Так продолжается до XVIII века. В XIX веке постепенно происходит трансформация в сторону исследовательского университета, который — опять совершенно новая штука. Исследовательский университет современного образца — это университет, который по большей части не готовит людей очень жестко к какой-то одной деятельности, допуская свободу маневра большую, чем это было в случае с накоплением человеческого капитала для конкретной функции, но при этом, во-первых, заботящийся о содержании программ, из которых можно выбирать, а во-вторых, требующий освоения крайне трудоемкой программы. Можно сказать что гумбольдтовский идеал университета — это как раз университет, заточенный для производства рыночных сигналов. Реальные университета отличаются от него, но общая тенденция сохраняется. Дети элиты по-прежнему там, но случилось происходит важное изменение, связанное с тем, что теперь университет декларирует, что он более не является университетом для богатых. Современный лозунг Оксфорда: мы никого не отвергнем из–за отсутствия денег. Блестящий выпускник школы всегда найдет у нас стипендию. Гарвард скажет то же самое. Почему это так? Не потому что они — некоммерческие предприятия. Они, конечно, некоммерческие предприятия в том смысле, что не перераспределяют прибыль через механизм акционирования, но они, разумеется, заботятся о том, чтобы доходы от их деятельности превосходили расходы — и чертовски хорошо с этим справляются. Дальше мы увидим, почему они могут пренебрегать платой за образование. Но теперь даже для тех, кто поступает как дети элиты, образование важно как символ принадлежности к категории самых блестящих и талантливых. Теперь, для того чтобы сохранить положение в высшем классе, недостаточно быть только выходцем из того же класса. Вам нужно пройти какую-то процедуру, которая сертифицирует то, что вы еще и талантливы. Марксисты скажут, что все факультеты, лаборатории и исследовательские центры, составляющие университет, служат в первую очередь поддержанию ложного сознания в массах. Они прививают веру в легитимность элиты. И действительно, некоторое количество детей из хороших семей выпадает, потому что не справляется с программой, а дети «с улицы» проходят, и свежая кровь вливается в господствующие классы. Но они за счет этого сохраняют свое господство. Вот эволюция, которую проделал университет.

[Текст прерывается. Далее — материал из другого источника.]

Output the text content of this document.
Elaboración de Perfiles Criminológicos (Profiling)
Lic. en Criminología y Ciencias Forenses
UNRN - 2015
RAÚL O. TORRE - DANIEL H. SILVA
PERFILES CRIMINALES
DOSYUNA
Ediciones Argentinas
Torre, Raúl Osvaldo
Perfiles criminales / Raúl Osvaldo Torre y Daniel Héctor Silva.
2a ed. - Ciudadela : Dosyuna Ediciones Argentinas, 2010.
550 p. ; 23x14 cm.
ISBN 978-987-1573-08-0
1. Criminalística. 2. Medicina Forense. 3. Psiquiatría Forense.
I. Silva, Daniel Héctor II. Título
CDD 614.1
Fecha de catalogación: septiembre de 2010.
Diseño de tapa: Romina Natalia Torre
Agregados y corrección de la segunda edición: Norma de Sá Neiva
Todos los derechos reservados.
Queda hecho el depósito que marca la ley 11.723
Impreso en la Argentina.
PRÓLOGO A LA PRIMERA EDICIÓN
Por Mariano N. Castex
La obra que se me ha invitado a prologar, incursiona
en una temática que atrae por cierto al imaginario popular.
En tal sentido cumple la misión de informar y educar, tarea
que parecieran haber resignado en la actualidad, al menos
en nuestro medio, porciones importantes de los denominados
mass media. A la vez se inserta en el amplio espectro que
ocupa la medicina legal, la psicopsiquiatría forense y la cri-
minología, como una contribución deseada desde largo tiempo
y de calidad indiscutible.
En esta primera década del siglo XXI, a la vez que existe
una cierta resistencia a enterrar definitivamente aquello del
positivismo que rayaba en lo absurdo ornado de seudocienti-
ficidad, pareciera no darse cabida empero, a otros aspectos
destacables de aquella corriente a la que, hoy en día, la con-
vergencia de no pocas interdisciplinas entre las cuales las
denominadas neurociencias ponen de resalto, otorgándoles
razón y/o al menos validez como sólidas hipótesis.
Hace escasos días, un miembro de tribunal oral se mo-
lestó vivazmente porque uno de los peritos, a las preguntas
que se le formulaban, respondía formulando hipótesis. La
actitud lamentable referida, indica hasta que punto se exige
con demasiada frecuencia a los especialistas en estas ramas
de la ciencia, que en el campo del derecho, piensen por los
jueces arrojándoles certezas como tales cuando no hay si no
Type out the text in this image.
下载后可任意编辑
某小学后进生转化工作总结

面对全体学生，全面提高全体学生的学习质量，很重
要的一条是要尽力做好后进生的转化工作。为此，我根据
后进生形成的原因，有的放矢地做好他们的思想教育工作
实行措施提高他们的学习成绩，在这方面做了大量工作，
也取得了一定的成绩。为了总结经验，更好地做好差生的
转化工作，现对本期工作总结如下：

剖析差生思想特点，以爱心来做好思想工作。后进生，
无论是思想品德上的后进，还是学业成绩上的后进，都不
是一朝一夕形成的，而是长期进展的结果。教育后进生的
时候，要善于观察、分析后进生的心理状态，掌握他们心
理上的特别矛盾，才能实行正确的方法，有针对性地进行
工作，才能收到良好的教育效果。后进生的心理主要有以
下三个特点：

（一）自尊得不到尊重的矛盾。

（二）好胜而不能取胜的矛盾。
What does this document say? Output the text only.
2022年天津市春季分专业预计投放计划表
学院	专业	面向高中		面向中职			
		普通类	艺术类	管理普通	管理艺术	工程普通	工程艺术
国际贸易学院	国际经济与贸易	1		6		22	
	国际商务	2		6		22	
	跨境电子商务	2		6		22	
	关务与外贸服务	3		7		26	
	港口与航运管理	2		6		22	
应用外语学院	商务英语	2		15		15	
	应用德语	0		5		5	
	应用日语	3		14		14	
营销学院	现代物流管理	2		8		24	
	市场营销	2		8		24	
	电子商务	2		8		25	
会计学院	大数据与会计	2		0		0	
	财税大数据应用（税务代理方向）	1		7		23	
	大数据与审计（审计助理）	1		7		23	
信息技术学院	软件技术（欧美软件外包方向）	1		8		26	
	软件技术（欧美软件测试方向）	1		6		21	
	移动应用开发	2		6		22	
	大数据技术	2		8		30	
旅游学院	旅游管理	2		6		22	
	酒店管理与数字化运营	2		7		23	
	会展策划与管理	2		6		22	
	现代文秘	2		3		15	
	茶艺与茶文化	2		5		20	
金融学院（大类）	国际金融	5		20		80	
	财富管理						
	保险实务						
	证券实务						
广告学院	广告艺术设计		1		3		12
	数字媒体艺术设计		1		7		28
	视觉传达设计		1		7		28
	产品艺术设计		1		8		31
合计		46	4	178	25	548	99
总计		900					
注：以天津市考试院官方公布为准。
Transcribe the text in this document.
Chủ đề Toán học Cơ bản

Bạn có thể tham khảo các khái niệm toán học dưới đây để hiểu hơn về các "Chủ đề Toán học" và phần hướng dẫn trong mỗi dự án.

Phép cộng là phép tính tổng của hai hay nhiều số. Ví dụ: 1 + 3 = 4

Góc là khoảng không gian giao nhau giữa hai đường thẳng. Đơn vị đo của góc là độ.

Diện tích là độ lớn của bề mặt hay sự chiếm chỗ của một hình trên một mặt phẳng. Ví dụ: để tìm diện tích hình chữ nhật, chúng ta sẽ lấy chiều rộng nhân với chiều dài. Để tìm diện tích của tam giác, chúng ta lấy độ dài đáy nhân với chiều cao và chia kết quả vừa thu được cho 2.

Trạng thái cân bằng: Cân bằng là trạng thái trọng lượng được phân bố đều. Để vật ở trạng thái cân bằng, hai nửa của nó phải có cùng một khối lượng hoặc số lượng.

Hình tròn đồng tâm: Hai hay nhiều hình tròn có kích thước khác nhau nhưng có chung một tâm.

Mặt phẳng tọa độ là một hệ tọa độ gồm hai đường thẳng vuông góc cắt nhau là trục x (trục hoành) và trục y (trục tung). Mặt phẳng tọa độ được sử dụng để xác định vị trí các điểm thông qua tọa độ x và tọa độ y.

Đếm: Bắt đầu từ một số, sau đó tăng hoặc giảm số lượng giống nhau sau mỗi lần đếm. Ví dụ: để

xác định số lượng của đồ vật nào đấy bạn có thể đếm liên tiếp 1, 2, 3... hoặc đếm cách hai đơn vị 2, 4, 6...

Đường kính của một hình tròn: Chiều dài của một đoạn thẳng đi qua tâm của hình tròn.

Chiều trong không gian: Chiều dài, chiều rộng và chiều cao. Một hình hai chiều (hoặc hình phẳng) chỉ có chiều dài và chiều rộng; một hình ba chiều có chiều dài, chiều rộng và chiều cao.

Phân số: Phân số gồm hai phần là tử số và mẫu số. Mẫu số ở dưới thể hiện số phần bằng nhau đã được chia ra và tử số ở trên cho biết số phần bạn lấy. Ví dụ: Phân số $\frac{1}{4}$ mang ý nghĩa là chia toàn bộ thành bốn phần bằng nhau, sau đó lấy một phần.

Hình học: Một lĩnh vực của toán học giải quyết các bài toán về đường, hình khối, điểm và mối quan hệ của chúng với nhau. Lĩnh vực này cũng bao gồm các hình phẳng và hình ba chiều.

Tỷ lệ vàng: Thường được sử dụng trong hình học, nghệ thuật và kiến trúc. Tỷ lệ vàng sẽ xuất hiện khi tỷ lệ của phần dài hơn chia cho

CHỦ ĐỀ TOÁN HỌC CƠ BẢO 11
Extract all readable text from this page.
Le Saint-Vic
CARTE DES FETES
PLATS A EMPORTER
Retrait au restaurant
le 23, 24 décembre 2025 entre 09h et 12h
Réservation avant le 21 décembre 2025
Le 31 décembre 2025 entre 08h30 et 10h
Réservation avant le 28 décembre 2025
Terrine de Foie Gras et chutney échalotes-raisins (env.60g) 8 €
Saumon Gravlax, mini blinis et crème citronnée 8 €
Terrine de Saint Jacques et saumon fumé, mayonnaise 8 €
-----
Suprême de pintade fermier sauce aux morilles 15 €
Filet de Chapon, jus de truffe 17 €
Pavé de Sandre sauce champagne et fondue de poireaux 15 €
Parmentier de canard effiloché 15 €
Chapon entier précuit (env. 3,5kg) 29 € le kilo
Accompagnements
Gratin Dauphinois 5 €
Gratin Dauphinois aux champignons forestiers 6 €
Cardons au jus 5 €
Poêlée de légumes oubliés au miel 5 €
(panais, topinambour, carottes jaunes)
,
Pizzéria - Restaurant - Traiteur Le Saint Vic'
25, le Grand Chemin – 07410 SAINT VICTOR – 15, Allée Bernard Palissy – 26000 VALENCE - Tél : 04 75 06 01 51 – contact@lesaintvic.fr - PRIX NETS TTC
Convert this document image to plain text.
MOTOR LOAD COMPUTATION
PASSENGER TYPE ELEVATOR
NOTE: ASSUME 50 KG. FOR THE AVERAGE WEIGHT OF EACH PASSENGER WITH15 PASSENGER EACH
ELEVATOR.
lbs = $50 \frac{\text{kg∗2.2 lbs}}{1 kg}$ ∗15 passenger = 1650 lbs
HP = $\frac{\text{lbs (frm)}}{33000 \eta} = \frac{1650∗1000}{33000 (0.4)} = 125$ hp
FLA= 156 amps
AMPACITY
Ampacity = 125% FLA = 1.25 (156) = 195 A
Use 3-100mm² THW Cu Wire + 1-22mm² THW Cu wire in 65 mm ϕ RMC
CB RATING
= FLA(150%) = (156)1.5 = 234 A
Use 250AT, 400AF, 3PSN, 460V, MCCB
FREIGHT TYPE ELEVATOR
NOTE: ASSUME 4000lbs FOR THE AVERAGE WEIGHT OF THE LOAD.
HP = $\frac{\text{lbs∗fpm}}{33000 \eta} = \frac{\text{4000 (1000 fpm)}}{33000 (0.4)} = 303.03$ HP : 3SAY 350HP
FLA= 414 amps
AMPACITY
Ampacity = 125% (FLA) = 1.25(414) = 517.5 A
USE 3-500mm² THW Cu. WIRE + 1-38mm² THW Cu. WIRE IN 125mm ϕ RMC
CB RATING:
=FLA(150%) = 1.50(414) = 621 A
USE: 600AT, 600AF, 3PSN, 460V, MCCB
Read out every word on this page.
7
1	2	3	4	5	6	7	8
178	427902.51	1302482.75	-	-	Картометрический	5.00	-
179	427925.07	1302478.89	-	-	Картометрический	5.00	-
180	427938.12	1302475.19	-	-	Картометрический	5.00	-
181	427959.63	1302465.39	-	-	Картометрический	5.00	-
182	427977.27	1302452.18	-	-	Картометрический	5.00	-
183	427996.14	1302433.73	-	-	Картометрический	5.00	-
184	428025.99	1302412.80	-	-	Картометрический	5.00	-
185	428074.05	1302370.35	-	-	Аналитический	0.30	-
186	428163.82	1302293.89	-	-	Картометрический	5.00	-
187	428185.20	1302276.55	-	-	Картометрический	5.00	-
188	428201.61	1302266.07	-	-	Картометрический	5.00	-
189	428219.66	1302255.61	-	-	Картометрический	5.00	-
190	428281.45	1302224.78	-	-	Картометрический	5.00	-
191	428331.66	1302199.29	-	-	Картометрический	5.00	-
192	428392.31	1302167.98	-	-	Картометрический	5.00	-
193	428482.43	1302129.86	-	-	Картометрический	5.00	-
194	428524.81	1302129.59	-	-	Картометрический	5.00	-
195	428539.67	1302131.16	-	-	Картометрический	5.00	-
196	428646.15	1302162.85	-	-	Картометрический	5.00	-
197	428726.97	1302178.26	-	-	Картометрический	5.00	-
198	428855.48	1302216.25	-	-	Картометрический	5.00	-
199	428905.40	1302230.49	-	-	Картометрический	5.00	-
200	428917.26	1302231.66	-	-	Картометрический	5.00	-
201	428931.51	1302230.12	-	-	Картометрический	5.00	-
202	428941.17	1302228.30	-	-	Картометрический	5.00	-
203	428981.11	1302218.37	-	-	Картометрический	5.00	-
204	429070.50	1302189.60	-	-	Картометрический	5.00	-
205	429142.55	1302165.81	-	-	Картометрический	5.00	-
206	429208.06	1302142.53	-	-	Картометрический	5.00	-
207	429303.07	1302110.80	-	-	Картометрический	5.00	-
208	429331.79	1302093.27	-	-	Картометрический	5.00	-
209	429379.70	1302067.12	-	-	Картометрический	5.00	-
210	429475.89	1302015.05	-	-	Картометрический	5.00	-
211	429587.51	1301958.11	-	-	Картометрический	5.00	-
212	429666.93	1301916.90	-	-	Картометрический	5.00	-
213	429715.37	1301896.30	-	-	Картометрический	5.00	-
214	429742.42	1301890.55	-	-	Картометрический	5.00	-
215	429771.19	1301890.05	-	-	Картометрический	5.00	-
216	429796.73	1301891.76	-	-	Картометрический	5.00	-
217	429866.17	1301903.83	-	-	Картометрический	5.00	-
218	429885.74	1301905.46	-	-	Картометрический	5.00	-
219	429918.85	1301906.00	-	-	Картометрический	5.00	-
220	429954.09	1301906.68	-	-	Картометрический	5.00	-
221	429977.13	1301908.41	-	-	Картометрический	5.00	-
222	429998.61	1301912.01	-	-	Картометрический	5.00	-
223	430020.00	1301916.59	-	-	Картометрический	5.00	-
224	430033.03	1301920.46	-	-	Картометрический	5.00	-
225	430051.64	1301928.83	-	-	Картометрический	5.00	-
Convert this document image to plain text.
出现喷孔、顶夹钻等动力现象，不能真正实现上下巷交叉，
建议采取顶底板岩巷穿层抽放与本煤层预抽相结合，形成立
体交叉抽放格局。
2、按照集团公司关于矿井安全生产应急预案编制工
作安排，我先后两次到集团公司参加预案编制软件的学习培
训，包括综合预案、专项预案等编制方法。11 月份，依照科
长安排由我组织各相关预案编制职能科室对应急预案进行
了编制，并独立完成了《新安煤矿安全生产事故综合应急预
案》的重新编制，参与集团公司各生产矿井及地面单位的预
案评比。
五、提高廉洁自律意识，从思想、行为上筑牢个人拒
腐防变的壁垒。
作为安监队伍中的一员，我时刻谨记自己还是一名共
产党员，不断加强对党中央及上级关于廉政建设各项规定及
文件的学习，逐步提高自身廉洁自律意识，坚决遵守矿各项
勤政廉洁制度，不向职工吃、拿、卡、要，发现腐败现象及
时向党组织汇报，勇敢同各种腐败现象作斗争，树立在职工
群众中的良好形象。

Пока я описывал только очень благополучную картину, в которой университет не сталкивается с двумя специфическими проблемами. Первая из них заключается в том, что связь между ячейками в одной строке может стать проблематичной. Мы считали до сих пор, что до тех пор, что диплом достоверно сообщает о наличии навыков, знаний и связей, которые университет транслировал. Но ясно, что это не совсем обязательно так, что в некоторых ситуациях появляется возможность для того, чтобы почему-то диплом перестал функционировать как надежный сигнал. Университет может выдать диплом человеку без достаточных ресурсов. Однозначность его коннотаций теряется. Теперь мы видим человека с дипломом, но не знаем о нем ничего. Диплом перестает быть сигналом, на основании которого мы что-то можем сказать об атрибутах его обладателя.

Самая общая теория в социологии, которая имела дело с этими проблемами, обязана своим возникновением социологу канадско-американского происхождения по имени Эрвин Гоффман. Гоффман построил изящную концепцию взаимодействия, исходя из того простейшего наблюдения, что символы социального статуса, то есть сигналы принадлежности к какой-то группе или категории, не всегда являются очень хорошими тестами этой принадлежности. Взаимодействуя с другими людьми, мы всегда вынуждены полагаться на ту информацию о них, которая у нас есть. Эта информация считывается по тем сигналам, которые они испускают. Эти сигналы могут вводить в заблуждение. Они не обязательно свидетельствуют о точном положении дел, они могут быть искажены сознательно или неосознанно. Тогда мы делаем ошибочные умозаключения и ведем себя с другими людьми не так, как мы бы вели себя, если бы знали буквально все. В случае с дипломом — диплом предполагает наличие каких-то атрибутов –знаний, богатства, классового происхождения или всего этого сразу (диплом Кембриджа имеет значение в каждом из этих смыслов). Но если Кембридж вдруг продаст свои дипломы за 100 долларов каждому, что пожелает их купить, то университет легко заработает 100 миллиардов, зато когда люди опомнятся, то окажется, что вокруг них миллиард обладателей степени, и о каждом из них можно только сказать, что когда-то у него было 100 долларов. Связка между сигналом и атрибутами, о которых сигнал должен сообщать, разрывается.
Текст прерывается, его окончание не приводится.